7) Hirano-Jinja Shrine (must see)

The Hirano Shrine is located to the south of the Golden Pavilion in Kyoto. It is a Shinto shrine well known for its gardens and trees and is particularly popular during Hanami or the Cherry Blossom viewing season.

The Hirano Shrine was established in 794 by Emperor Kammu. The shrine received patronage from the imperial family and was often visited by them. It was also a popular place of worship among the Genji nobles and the Heike Samurai lords. In 1871, it was declared a Kanpei-taisha or a temple that was among those of the first rank of government supported shrines.

The Hirano Shrine is the venue of many festivals. The most important one is the Cherry Blossom festival held since 985. The celebrations began during the reign of Emperor Kazan. It is the oldest continuing celebration in the city. The celebrations begin every April with a ceremony in front of the mausoleum of Emperor Kazan and continue for a whole week. At this time a number of stalls are erected selling snacks and beer. Traditional games in honor of the Hirano no Yazakura are held here. The present buildings of the Hirano shrine date back to the 17th century and are all designated Important Cultural Properties.

Why You Should Visit:
To enjoy amazing views of Sakura (there are 60 kinds of cherry blossoms in this shrine!) together with diverse choices of food.
While you need to pay a fee for most places in Kyoto for the night illumination of the cherry blossoms, this place is free.
Many local people are having their Hanami parties here, so it's a good opportunity to experience the local culture.

Opening Hours:
Daily: 6am-5pm
Illumination 2018: Mar 25-Apr 20, until 9pm
Kitano Tenmangu Shrine

8) Kitano Tenmangu Shrine

The Kitano Tenmangu Shrine was built to appease the wrath of Sugawara Michizane a scholar and politician who was wrongfully exiled from Kyoto to Kyushu. It is dedicated to Tenjin the Shinto God of learning and is the place of worship for those who pray for success in exams.

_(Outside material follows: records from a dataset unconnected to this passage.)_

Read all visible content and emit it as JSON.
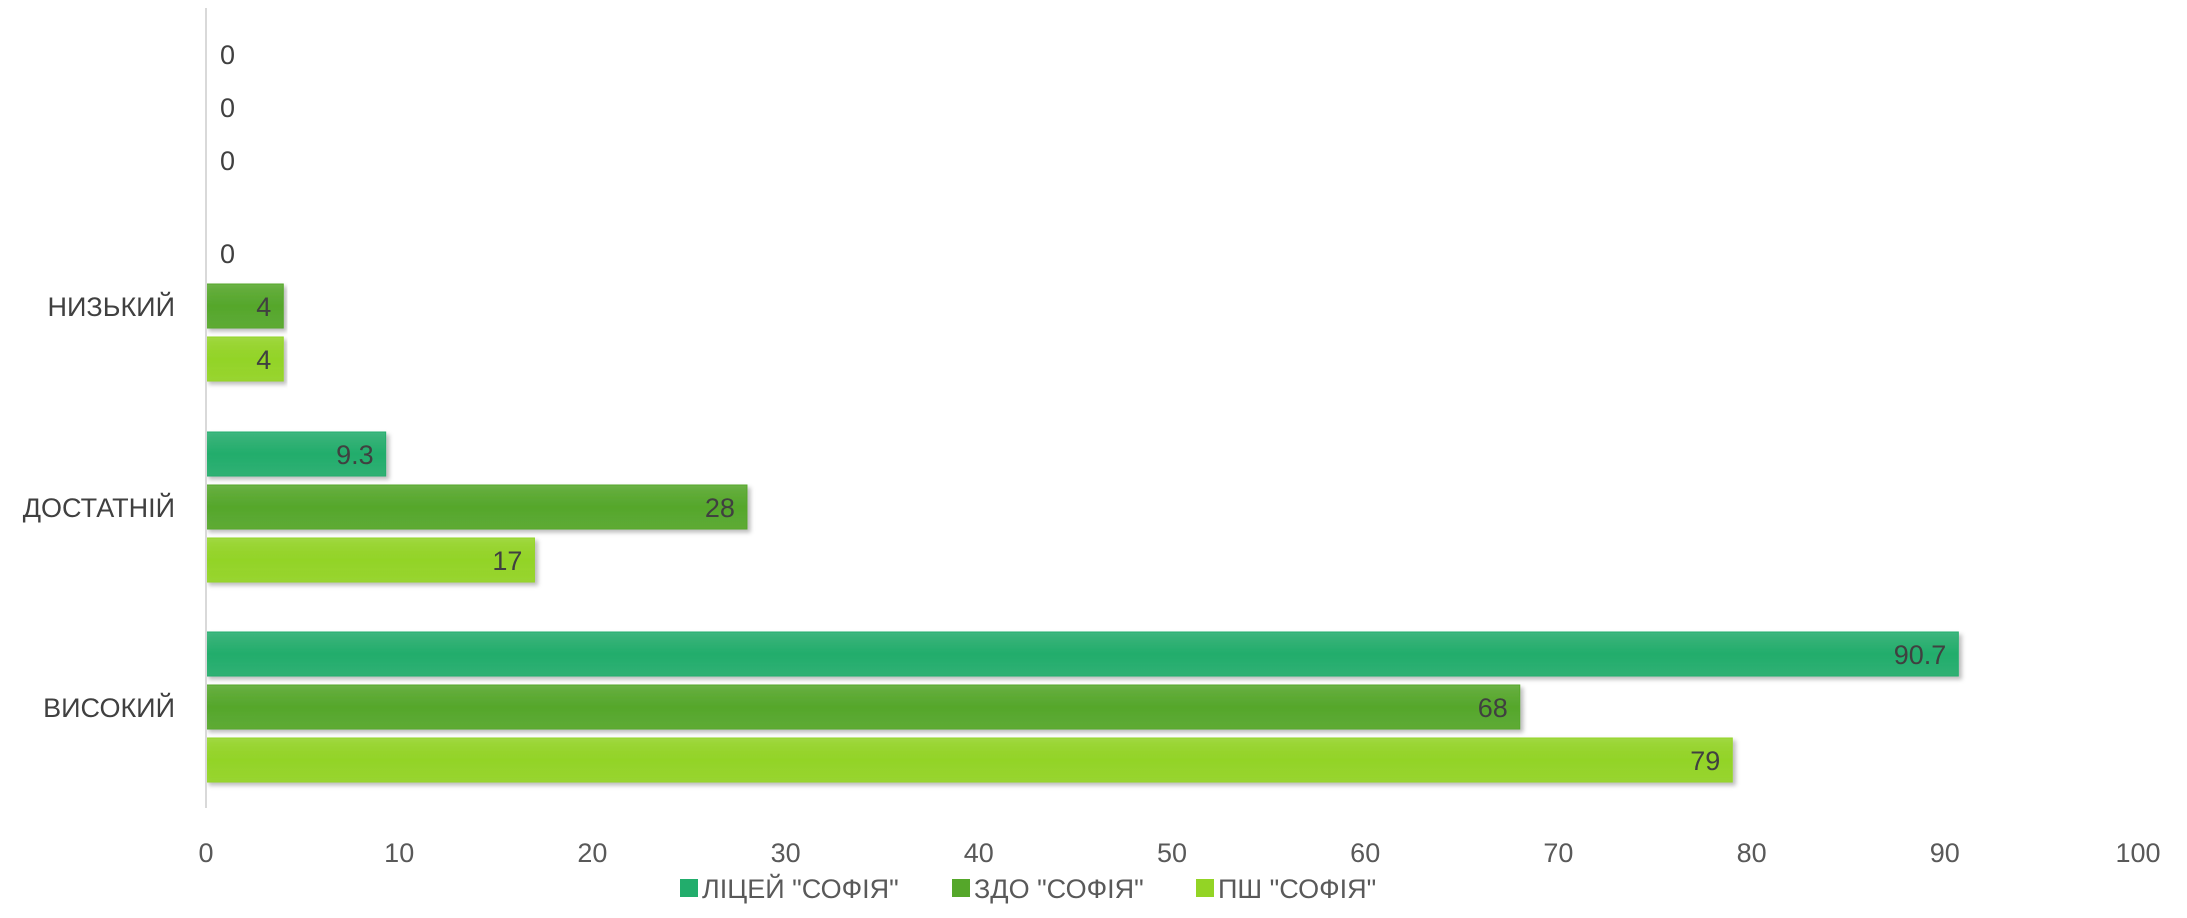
{
  "chart_data": {
    "type": "bar",
    "orientation": "horizontal",
    "categories": [
      "НИЗЬКИЙ",
      "ДОСТАТНІЙ",
      "ВИСОКИЙ"
    ],
    "series": [
      {
        "name": "ЛІЦЕЙ \"СОФІЯ\"",
        "values": [
          0,
          9.3,
          90.7
        ],
        "color": "#22ad6c"
      },
      {
        "name": "ЗДО \"СОФІЯ\"",
        "values": [
          4,
          28,
          68
        ],
        "color": "#55a72a"
      },
      {
        "name": "ПШ \"СОФІЯ\"",
        "values": [
          4,
          17,
          79
        ],
        "color": "#93d425"
      }
    ],
    "extra_labels": [
      "0",
      "0",
      "0"
    ],
    "xlim": [
      0,
      100
    ],
    "xticks": [
      0,
      10,
      20,
      30,
      40,
      50,
      60,
      70,
      80,
      90,
      100
    ],
    "grid": false,
    "legend_position": "bottom",
    "title": "",
    "xlabel": "",
    "ylabel": ""
  }
}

The Kitano Tenmangu Shrine was built in 947 and enlarged in 959. It is one of the popular shrines among the emperors, shoguns and the common people through the ages. The main Honden or Main Hall was built in 1607 by Toyotomi Hideyori. The central gate is called the Sankomon or the gate of the Three Luminaries. This is because it is covered with sculptures of the sun, moon and stars. All the buildings have been designated as Important Cultural properties and are regarded as the finest examples of Momoyama architecture.

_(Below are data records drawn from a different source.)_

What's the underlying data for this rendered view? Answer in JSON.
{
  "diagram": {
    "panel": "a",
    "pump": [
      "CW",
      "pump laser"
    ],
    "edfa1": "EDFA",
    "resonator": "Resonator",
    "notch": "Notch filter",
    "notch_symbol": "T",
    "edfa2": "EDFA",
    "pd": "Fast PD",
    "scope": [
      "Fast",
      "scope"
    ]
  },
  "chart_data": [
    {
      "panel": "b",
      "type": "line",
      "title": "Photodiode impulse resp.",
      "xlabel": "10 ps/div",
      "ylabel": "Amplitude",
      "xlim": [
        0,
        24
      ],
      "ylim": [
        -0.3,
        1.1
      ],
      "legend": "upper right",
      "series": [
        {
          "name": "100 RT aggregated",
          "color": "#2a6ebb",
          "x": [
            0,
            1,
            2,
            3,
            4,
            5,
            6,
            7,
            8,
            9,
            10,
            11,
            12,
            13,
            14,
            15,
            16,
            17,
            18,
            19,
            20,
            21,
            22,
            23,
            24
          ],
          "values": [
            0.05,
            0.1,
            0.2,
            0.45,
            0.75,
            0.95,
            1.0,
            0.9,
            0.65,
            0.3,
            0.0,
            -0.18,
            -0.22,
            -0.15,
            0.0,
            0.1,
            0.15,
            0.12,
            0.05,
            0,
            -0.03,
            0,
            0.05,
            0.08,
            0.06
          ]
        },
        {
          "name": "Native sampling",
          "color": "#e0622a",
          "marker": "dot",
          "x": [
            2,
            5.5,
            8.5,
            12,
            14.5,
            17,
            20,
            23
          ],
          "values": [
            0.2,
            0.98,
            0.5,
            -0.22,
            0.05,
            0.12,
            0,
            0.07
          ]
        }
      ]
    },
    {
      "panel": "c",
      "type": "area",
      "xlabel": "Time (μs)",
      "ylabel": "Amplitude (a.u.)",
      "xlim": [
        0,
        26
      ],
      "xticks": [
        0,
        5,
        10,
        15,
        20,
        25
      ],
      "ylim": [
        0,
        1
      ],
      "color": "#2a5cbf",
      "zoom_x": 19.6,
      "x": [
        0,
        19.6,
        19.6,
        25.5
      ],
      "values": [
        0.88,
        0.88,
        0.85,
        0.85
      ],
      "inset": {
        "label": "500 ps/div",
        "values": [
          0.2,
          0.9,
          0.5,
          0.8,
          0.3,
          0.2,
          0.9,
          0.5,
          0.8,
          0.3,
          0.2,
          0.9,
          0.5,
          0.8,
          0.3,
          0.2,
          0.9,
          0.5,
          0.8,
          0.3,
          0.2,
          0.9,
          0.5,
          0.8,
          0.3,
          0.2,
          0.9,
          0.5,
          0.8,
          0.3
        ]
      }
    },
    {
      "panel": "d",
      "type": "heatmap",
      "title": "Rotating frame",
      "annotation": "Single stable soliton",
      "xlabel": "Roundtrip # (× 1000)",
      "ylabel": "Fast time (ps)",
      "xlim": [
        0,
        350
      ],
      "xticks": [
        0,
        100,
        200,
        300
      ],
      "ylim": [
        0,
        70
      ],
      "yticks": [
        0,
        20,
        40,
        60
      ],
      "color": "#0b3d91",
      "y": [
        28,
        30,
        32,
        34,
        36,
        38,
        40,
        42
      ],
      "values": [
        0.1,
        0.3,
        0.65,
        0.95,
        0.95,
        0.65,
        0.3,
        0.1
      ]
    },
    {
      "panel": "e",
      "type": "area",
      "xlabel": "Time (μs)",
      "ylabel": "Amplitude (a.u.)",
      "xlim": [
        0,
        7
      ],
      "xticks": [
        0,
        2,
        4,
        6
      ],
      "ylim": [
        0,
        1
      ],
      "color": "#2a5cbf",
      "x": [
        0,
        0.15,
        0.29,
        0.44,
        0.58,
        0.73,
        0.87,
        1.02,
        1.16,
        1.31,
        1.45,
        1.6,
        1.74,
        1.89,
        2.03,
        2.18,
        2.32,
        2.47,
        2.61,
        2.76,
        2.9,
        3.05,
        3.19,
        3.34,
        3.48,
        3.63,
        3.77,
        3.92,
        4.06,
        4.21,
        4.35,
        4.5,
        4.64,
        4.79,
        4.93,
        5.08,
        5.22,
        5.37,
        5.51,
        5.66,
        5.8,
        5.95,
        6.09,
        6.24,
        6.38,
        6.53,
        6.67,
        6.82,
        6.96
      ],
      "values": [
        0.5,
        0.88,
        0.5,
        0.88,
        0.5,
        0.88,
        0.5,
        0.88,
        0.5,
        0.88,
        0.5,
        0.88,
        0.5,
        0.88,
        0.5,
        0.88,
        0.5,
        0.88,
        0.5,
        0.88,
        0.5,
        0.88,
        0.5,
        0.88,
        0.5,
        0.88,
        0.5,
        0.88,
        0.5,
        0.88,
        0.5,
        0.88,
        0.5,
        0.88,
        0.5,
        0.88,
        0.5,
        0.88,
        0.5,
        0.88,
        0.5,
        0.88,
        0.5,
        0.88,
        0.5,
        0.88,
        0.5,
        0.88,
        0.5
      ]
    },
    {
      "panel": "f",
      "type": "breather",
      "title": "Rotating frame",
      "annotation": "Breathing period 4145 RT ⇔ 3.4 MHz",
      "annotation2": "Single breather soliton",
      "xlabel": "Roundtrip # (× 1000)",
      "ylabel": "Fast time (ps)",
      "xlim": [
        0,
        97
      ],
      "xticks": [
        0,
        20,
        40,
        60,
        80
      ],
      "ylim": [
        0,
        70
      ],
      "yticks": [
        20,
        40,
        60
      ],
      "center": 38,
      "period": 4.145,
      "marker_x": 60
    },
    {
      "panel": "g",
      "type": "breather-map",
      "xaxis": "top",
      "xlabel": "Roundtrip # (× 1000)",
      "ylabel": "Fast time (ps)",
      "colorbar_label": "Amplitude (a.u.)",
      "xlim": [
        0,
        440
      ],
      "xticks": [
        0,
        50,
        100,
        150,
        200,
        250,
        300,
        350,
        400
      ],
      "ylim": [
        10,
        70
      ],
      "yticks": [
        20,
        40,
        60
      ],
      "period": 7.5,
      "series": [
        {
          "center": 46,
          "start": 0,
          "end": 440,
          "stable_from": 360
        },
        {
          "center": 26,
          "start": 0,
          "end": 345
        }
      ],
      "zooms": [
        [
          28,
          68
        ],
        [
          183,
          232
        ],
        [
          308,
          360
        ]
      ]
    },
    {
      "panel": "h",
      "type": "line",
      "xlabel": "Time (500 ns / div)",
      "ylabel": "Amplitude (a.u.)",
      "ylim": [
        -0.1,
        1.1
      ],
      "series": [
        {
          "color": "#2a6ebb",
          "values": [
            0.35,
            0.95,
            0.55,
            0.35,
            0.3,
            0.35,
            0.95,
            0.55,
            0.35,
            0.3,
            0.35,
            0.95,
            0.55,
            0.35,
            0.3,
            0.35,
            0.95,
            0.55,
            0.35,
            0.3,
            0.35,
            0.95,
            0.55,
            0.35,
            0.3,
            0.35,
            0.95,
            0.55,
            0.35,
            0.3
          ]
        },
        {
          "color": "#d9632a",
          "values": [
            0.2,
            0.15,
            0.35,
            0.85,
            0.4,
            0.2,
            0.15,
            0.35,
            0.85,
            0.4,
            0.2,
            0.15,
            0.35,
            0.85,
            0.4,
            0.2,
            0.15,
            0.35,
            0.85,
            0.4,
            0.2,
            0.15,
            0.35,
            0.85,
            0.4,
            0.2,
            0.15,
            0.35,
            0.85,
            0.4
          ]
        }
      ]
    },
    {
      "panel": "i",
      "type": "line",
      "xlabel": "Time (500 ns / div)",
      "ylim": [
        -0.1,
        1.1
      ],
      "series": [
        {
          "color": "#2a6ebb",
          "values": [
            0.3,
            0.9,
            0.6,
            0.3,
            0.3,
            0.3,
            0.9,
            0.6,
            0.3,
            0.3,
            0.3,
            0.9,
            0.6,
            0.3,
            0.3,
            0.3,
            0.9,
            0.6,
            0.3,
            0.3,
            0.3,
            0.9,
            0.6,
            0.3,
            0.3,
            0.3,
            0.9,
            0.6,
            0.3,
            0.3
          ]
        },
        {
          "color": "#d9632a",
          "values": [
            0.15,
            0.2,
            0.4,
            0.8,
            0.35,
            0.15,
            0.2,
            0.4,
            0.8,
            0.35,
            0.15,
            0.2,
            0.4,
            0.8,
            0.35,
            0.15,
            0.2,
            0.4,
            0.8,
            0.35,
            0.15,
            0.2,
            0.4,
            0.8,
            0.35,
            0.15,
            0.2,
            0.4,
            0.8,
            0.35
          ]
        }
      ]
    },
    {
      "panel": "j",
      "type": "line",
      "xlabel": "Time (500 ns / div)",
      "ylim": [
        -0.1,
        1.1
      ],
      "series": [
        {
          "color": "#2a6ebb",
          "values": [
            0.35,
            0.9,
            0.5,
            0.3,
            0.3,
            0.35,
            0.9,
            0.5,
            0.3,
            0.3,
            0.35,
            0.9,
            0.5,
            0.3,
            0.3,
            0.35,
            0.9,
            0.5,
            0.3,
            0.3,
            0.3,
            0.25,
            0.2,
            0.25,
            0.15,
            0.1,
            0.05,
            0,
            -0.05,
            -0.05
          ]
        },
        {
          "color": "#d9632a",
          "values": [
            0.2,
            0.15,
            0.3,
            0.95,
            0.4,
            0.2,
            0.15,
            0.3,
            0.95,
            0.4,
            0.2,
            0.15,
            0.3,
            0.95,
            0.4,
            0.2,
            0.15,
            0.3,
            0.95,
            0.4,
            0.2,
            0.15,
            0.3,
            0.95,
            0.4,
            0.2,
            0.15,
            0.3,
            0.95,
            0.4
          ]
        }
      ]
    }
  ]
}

The grounds of the Kitano Tenmangu Shrine have over 2000 plum trees that were particular favorites of Sugawara Michizane. They bloom between February and March and a festival called Baikasai is celebrated and attended by Geikos and Maikos who perform tea ceremonies for visitors to the shrine. It is also popular for a flea market held on the 25th of every month. The market sells affordable arts and crafts, ceramics, calligraphy tools and souvenirs for visitors to take back as mementoes of their visit to Japan.
Toji-in Temple

9) Toji-in Temple (must see)

Dating back to 1341, the Toji-in Temple is a rather small religious site, unlike the neighboring Kinkaku-ji. The Hojo (main hall) and adjoining Reikoden (Hall of Sacred Light) are wonderful and worth exploring for the treasures they contain; however, the main attraction is the garden. The first one you will see is centered on Shinji-ike Pond, which is shaped like the kanji (Chinese character) for heart or mind. The western section of the garden is built around a pond shaped like a lotus flower.

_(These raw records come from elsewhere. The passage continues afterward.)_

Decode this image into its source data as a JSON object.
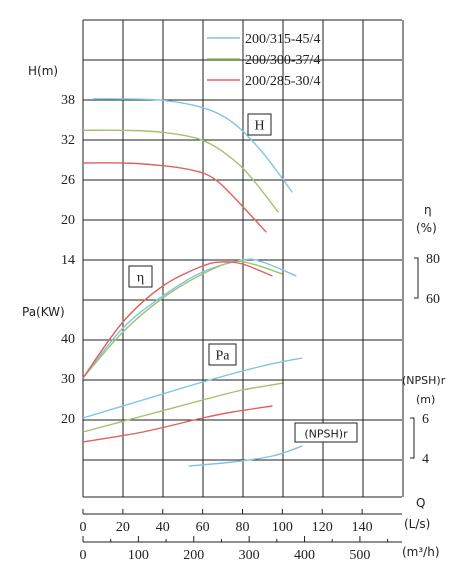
{
  "chart_data": {
    "type": "line",
    "title": "",
    "legend": [
      {
        "name": "200/315-45/4",
        "color": "#7ec4e6"
      },
      {
        "name": "200/300-37/4",
        "color": "#9ec36a"
      },
      {
        "name": "200/285-30/4",
        "color": "#e06060"
      }
    ],
    "legend_position": "top-right",
    "grid": true,
    "x_axis_q": {
      "label": "Q",
      "unit": "(L/s)",
      "ticks": [
        "0",
        "20",
        "40",
        "60",
        "80",
        "100",
        "120",
        "140"
      ],
      "range": [
        0,
        160
      ]
    },
    "x_axis_m3h": {
      "unit": "(m³/h)",
      "ticks": [
        "0",
        "100",
        "200",
        "300",
        "400",
        "500"
      ],
      "range": [
        0,
        576
      ]
    },
    "axis_head": {
      "label": "H(m)",
      "ticks": [
        "38",
        "32",
        "26",
        "20",
        "14"
      ]
    },
    "axis_power": {
      "label": "Pa(KW)",
      "ticks": [
        "40",
        "30",
        "20"
      ]
    },
    "axis_efficiency": {
      "label": "η",
      "unit": "(%)",
      "ticks": [
        "80",
        "60"
      ]
    },
    "axis_npsh": {
      "label": "(NPSH)r",
      "unit": "(m)",
      "ticks": [
        "6",
        "4"
      ]
    },
    "annotations": {
      "head_box": "H",
      "eff_box": "η",
      "power_box": "Pa",
      "npsh_box": "(NPSH)r"
    },
    "head_series": [
      {
        "name": "200/315-45/4",
        "color": "#7ec4e6",
        "points": [
          [
            5,
            38
          ],
          [
            20,
            38
          ],
          [
            40,
            37.8
          ],
          [
            60,
            36.7
          ],
          [
            75,
            34.5
          ],
          [
            90,
            30
          ],
          [
            105,
            24
          ]
        ]
      },
      {
        "name": "200/300-37/4",
        "color": "#9ec36a",
        "points": [
          [
            0,
            33.3
          ],
          [
            20,
            33.3
          ],
          [
            40,
            33
          ],
          [
            60,
            31.8
          ],
          [
            75,
            29
          ],
          [
            85,
            26
          ],
          [
            98,
            21
          ]
        ]
      },
      {
        "name": "200/285-30/4",
        "color": "#e06060",
        "points": [
          [
            0,
            28.4
          ],
          [
            20,
            28.4
          ],
          [
            40,
            28
          ],
          [
            55,
            27.3
          ],
          [
            65,
            26.2
          ],
          [
            75,
            23.5
          ],
          [
            92,
            18
          ]
        ]
      }
    ],
    "efficiency_series": [
      {
        "name": "200/315-45/4",
        "color": "#7ec4e6",
        "points": [
          [
            0,
            20
          ],
          [
            20,
            45
          ],
          [
            40,
            61
          ],
          [
            60,
            73
          ],
          [
            80,
            79
          ],
          [
            90,
            78
          ],
          [
            107,
            71
          ]
        ]
      },
      {
        "name": "200/300-37/4",
        "color": "#9ec36a",
        "points": [
          [
            0,
            20
          ],
          [
            20,
            43
          ],
          [
            40,
            60
          ],
          [
            60,
            72
          ],
          [
            75,
            78
          ],
          [
            85,
            77
          ],
          [
            100,
            72
          ]
        ]
      },
      {
        "name": "200/285-30/4",
        "color": "#e06060",
        "points": [
          [
            0,
            20
          ],
          [
            20,
            48
          ],
          [
            40,
            66
          ],
          [
            60,
            76
          ],
          [
            70,
            78
          ],
          [
            80,
            77
          ],
          [
            95,
            71
          ]
        ]
      }
    ],
    "power_series": [
      {
        "name": "200/315-45/4",
        "color": "#7ec4e6",
        "points": [
          [
            0,
            20
          ],
          [
            30,
            24.5
          ],
          [
            60,
            29
          ],
          [
            90,
            33
          ],
          [
            110,
            35
          ]
        ]
      },
      {
        "name": "200/300-37/4",
        "color": "#9ec36a",
        "points": [
          [
            0,
            16.5
          ],
          [
            30,
            20.5
          ],
          [
            60,
            24.5
          ],
          [
            80,
            27
          ],
          [
            100,
            28.7
          ]
        ]
      },
      {
        "name": "200/285-30/4",
        "color": "#e06060",
        "points": [
          [
            0,
            14
          ],
          [
            30,
            16.5
          ],
          [
            60,
            20
          ],
          [
            75,
            21.5
          ],
          [
            95,
            23
          ]
        ]
      }
    ],
    "npsh_series": [
      {
        "name": "200/315-45/4",
        "color": "#7ec4e6",
        "points": [
          [
            53,
            3.6
          ],
          [
            75,
            3.8
          ],
          [
            95,
            4.1
          ],
          [
            110,
            4.6
          ]
        ]
      }
    ]
  }
}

Overlooking the Shinji-ike is the Seirentei teahouse, which dates back to 1457. The teahouse is a classic example of the wabi-sabi ideal of rustic simplicity that defines tea ceremony aesthetics.

This Ashikaga Shogun family temple should not be confused with the famous Toji Temple located in central Kyoto.

Why You Should Visit:
Not a dry Zen garden, but the compositions are pretty much perfect.
Balance, layers, scale, colors: somebody got everything just right here.
Almost completely ignored by tourists, you can enjoy the quiet atmosphere.